#22 Delaying Cell Processor exceptions

Outstanding
open
James Bassett
None
6
2013-04-26
2012-12-03
James Bassett
No
1 up votes | 0 down votes | 100%
8 comments

Currently, CSV reading/writing stops immediately when encountering a cell processor exception. This is fine in most cases, but it would be nice to have the option to process all columns, then throw the exception. This way, the whole row of data can be fixed at once, instead of re-running after fixing each column.

This is currently (v2.0.0) achievable by using a custom cell processor (see this question on StackOverflow for an example), but it would be better for the functionality to be built in to the readers/writers.

The main use case for this is probably a batch scenario - you want to process all of the data (when writing - or CSV if reading) in 1 pass, and keep track of all of the errors so you can fix them all.

This has been on the roadmap for a while - so probably time to do it!

Discussion

  • James Bassett
    James Bassett
    2012-12-09

    • milestone: Outstanding --> 2.1.0
     
  • Alan Mehio
    Alan Mehio
    2012-12-19

    James,
    It is nice to have this feature, however, it is not enough. Usually in the GUI application, the user needs to get a feedback of which rows and which columns is being not correct and how many correct and incorrect rows. Having the exception delayed is fine but having a general call back mechanism like in case of SAX parser but with the ability to flag the exception in the call back mechanism without interrupting the process such as making the call back with different attributes/flags.
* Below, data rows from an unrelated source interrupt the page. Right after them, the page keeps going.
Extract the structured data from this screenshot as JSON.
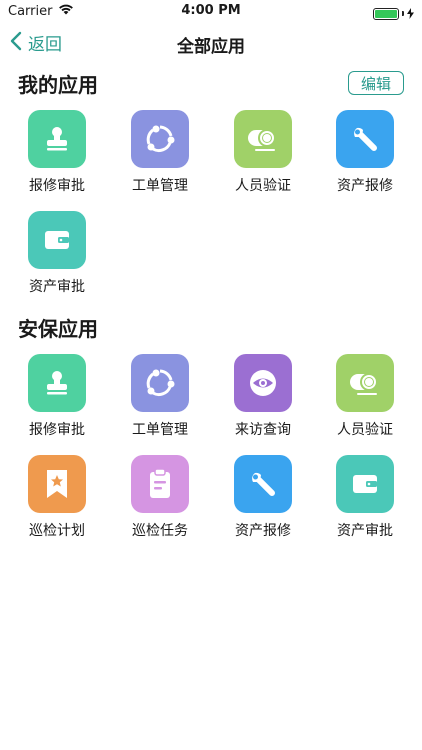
{
  "statusbar": {
    "carrier": "Carrier",
    "time": "4:00 PM"
  },
  "navbar": {
    "back_label": "返回",
    "title": "全部应用"
  },
  "colors": {
    "accent": "#2a9b8e"
  },
  "my_apps": {
    "title": "我的应用",
    "edit_label": "编辑",
    "items": [
      {
        "label": "报修审批",
        "icon": "stamp-icon",
        "color": "#4fd1a0"
      },
      {
        "label": "工单管理",
        "icon": "cycle-icon",
        "color": "#8a93e0"
      },
      {
        "label": "人员验证",
        "icon": "id-card-icon",
        "color": "#a0d168"
      },
      {
        "label": "资产报修",
        "icon": "wrench-icon",
        "color": "#3aa4ef"
      },
      {
        "label": "资产审批",
        "icon": "wallet-icon",
        "color": "#4bc8b8"
      }
    ]
  },
  "security_apps": {
    "title": "安保应用",
    "items": [
      {
        "label": "报修审批",
        "icon": "stamp-icon",
        "color": "#4fd1a0"
      },
      {
        "label": "工单管理",
        "icon": "cycle-icon",
        "color": "#8a93e0"
      },
      {
        "label": "来访查询",
        "icon": "eye-icon",
        "color": "#9b6fd2"
      },
      {
        "label": "人员验证",
        "icon": "id-card-icon",
        "color": "#a0d168"
      },
      {
        "label": "巡检计划",
        "icon": "bookmark-star-icon",
        "color": "#ef9a4e"
      },
      {
        "label": "巡检任务",
        "icon": "clipboard-icon",
        "color": "#d595e2"
      },
      {
        "label": "资产报修",
        "icon": "wrench-icon",
        "color": "#3aa4ef"
      },
      {
        "label": "资产审批",
        "icon": "wallet-icon",
        "color": "#4bc8b8"
      }
    ]
  }
}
In this case the end caller can store all the bad rows and the info related which are incorrect or all the right rows which are correct.
    Currently,I am overriding NotNull class and StrRegEx method execute to prevent the stop of parsing in case there is a defected row.

    Hope this help.
    Regards,
    Alan Mehio

     
  • Adam Brown
    Adam Brown
    2013-01-03

    Alan,
    To do this, couldn't you implement a "new LogAndDontStop()" cell processor, that just wraps the execute return statement in a try/catch, and then add the error message from the exception stack to log/report/output in your desired fashion?

     
  • James Bassett
    James Bassett
    2013-01-03

    Yeah, that's essentially what the linked StackOverflow answer does. The only issue is that the row is still written (which is not always desirable) - hence the feature request for better support.

     
  • Adam Brown
    Adam Brown
    2013-01-11

    The other issue, which I just ran into doing the above "SuppressExceptions" Cell processor is that since the rowContext is only passed by reference, on printing out the errors, all indicate that they came from the last column of data, when used on a reader. To do it right, looks like the cellProcessors need to copy the context object versus just including the reference in the thrown exception, since it continues to get used and updated.

     
  • James Bassett
    James Bassett
    2013-04-24

    • Group: 2.1.0 --> Outstanding
     
  • James Bassett
    James Bassett
    2013-04-24

    Deferring to next release

     
  • Feng Dihai
    Feng Dihai
    2013-04-26

    It is very helpful to create a BAD file including only failed lines rather than being interrupted.